Penggunaan ChatGPT yang Semakin Meluas
Penggunaan ChatGPT kini semakin meluas karena kemampuannya membantu berbagai tugas, mulai dari merangkum dokumen hingga menjawab pertanyaan kompleks. Kemudahan ini membuat banyak orang mengandalkannya dalam pekerjaan sehari-hari maupun kebutuhan pribadi, tanpa berpikir panjang soal dampak jangka panjangnya.
Di balik kecanggihannya tersebut, CEO ChatGPT OpenAI, Sam Altman, mengingatkan agar pengguna lebih berhati-hati. Ia menyoroti pentingnya memahami risiko penggunaan AI dan bagaimana informasi yang dibagikan bisa memiliki konsekuensi serius.
Obrolan di ChatGPT Bisa Digunakan di Pengadilan
Sam Altman menyampaikan bahwa percakapan dengan ChatGPT tidak dilindungi secara hukum. Artinya, informasi yang dibagikan pengguna dapat digunakan sebagai bukti dalam kasus hukum. Meskipun itu obrolan yang bersifat pribadi atau sensitif sekali pun.
Dalam podcast “This Past Weekend” bersama Theo Vonn, Altman menyebut kondisi ini sebagai hal yang sangat kacau. Ia mengatakan, OpenAI secara hukum wajib menyimpan percakapan, termasuk yang sudah dihapus. “Jadi, kalau Anda bicara dengan ChatGPT tentang hal-hal paling sensitif, lalu ada gugatan atau semacamnya, kami mungkin diharuskan untuk menunjukkannya. Dan menurut saya itu sangat kacau,” ujarnya.
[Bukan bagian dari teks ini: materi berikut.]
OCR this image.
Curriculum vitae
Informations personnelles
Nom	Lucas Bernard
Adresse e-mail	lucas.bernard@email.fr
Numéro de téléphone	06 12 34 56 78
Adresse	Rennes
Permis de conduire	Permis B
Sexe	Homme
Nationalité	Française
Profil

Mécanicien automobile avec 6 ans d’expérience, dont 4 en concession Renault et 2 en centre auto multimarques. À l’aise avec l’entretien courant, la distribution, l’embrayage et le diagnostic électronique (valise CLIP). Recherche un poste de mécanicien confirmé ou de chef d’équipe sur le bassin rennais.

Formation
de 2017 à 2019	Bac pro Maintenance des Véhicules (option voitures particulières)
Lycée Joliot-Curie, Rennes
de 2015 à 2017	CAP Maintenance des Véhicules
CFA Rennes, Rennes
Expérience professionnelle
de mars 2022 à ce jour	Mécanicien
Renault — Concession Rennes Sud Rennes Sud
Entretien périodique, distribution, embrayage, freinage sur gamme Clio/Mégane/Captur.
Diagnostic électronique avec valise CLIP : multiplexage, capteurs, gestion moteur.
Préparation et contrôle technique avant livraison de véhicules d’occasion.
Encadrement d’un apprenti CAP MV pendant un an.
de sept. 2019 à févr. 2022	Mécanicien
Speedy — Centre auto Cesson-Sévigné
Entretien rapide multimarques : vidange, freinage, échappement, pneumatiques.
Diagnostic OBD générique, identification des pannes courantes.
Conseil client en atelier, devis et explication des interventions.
Kebutuhan Kerangka Hukum untuk ChatGPT
Altman menekankan bahwa AI memang memerlukan kerangka hukum atau kebijakan terkait isi obrolan penggunanya dengan program tersebut. Ia membandingkan percakapan ChatGPT dengan percakapan yang dilakukan dengan dokter, pengacara, dan terapis. Dari hal itu, Altman berpikir, chatbot AI memang harus diberikan hak hukum yang sama.
“Kalau Anda berbicara dengan pengacara atau dokter, ada perlindungan hukum. Tapi kami belum punya itu saat pengguna berbicara dengan ChatGPT,” katanya. Ia menyebut tidak masuk akal jika perusahaan AI seperti OpenAI bisa diminta menyerahkan isi percakapan pengguna dalam proses hukum.
Privasi Menjadi Isu Besar
Fenomena pengguna yang memperlakukan chatbot seperti terapis, pelatih hidup, atau penasihat hukum kini makin umum. Padahal, tidak ada jaminan kerahasiaan dalam interaksi dengan AI. Ini membuat privasi menjadi isu besar, terutama karena belum ada aturan jelas soal perlindungan data dalam percakapan AI.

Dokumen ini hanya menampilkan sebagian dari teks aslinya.